Maticni-Usti nad Labem

On Monday, human rights campaigners as well as Romanies began gathering in Maticni street in the city of Usti nad Labem, Northern Bohemia, at the site of the proposed construction of a two-metre wall to encircle a housing estate for rent defaulters, inhabited mainly by Romanies. The construction was to have begun this week, but the controversial project was stopped by the regional authority which claimed that a construction permit was required for the erection of such a wall. It also cited the law on protection of the environment and landscape, and the Bill of Rights and Liberties.

Usti nad Labem mayor Ladislav Hruska reacted by saying that these obstacles cannot prevent the construction of the wall and hinted that there might be political undertones behind the decision.

"I believe that this is not the standpoint of the regional authority itself, but that it has been forced to issue such a decision by higher state authorities," mayor Hruska said.

The Romanies who gathered at the construction site were ready to fight for their rights. While they are protesting against the erection of a wall, they have no objections to the current iron-bar fence which encompasses their housing estate.

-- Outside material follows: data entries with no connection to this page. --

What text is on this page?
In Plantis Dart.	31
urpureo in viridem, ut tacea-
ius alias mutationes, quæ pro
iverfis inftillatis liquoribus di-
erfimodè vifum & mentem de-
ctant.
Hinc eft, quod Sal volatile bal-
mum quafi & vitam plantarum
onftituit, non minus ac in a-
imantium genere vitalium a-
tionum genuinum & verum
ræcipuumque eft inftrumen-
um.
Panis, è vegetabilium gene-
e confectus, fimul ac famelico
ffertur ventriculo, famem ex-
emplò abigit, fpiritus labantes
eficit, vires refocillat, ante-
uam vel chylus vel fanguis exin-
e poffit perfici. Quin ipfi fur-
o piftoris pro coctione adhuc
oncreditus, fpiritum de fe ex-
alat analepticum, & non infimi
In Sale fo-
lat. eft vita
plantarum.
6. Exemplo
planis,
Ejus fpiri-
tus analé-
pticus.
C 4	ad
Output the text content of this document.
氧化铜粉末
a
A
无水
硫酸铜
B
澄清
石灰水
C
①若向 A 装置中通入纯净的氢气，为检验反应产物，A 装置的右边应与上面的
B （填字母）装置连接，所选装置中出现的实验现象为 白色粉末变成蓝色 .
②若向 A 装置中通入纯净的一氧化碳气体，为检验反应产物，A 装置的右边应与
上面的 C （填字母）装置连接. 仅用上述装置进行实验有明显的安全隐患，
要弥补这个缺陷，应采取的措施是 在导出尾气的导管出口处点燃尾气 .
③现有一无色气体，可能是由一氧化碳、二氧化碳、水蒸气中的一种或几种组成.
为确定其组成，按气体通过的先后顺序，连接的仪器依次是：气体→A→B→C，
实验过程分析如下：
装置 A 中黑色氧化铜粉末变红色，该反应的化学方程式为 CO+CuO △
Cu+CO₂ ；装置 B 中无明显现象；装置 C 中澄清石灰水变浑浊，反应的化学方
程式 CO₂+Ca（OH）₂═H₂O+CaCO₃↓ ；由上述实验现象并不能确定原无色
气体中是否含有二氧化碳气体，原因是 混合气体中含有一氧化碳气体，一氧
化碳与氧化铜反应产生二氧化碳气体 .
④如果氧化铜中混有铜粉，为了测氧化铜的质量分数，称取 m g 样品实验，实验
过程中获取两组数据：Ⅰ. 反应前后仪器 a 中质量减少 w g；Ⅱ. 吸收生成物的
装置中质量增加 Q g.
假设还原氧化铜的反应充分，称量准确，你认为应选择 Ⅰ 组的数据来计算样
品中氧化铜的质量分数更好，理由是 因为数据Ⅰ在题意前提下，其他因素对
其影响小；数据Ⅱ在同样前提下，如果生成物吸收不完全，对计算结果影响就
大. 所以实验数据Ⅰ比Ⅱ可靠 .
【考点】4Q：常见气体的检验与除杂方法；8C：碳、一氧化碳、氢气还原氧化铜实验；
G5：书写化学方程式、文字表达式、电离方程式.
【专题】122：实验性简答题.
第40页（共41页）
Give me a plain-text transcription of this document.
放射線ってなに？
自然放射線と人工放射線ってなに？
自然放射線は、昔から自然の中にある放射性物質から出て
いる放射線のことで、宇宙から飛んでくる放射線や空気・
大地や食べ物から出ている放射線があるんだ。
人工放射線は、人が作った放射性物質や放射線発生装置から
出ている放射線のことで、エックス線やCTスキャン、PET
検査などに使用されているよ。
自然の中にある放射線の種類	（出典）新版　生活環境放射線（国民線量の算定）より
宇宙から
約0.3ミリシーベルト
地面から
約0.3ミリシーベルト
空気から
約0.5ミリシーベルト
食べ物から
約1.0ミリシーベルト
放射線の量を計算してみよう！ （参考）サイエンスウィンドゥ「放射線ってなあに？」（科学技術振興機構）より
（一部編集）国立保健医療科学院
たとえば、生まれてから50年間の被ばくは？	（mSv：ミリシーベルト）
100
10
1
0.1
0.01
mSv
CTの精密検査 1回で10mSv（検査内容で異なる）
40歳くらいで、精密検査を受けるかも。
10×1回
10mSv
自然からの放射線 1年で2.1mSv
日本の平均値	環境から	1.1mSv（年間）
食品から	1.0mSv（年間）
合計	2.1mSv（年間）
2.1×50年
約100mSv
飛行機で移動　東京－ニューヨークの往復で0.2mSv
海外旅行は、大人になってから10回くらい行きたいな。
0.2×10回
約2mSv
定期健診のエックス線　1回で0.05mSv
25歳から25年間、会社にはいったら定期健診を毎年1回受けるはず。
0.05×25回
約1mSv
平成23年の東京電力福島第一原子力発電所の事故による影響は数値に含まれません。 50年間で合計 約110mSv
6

"We will stand here day in, day out, to preserve the current fence," one of the Romanies told Czech Radio. "What can they do with us? They cannot put us all in jail. Whatever they build during the day, we will knock down overnight," he said.

Roma activist Ondrej Gina also warned that if the wall were eventually built, it would set a dangerous precedent as many local councils around the country are likely to follow the example and start separating their local Roma communities.

A local council in the Nestimice quarter of Usti approved the wall last year after residents complained of noise and the unsightly state of apartment blocks inhabited by Gypsy families. The plan has drawn strong protests from Czech President Vaclav Havel, human rights campaigners and Western governments. In May, the Czech government passed a resolution against the construction, saying it promoted racial discrimination, but councillors ignored the measure as unwarranted interference by the central government into local affairs.

The issue has became a focal point in the debate over the treatment of the Roma minority whose numbers are estimated at 300,000 in the Czech Republic which has a population of 10.3 million. The European Union has urged the Czech Republic to do more to integrate Romanies into society and it said the Maticni street wall would set a bad precedent.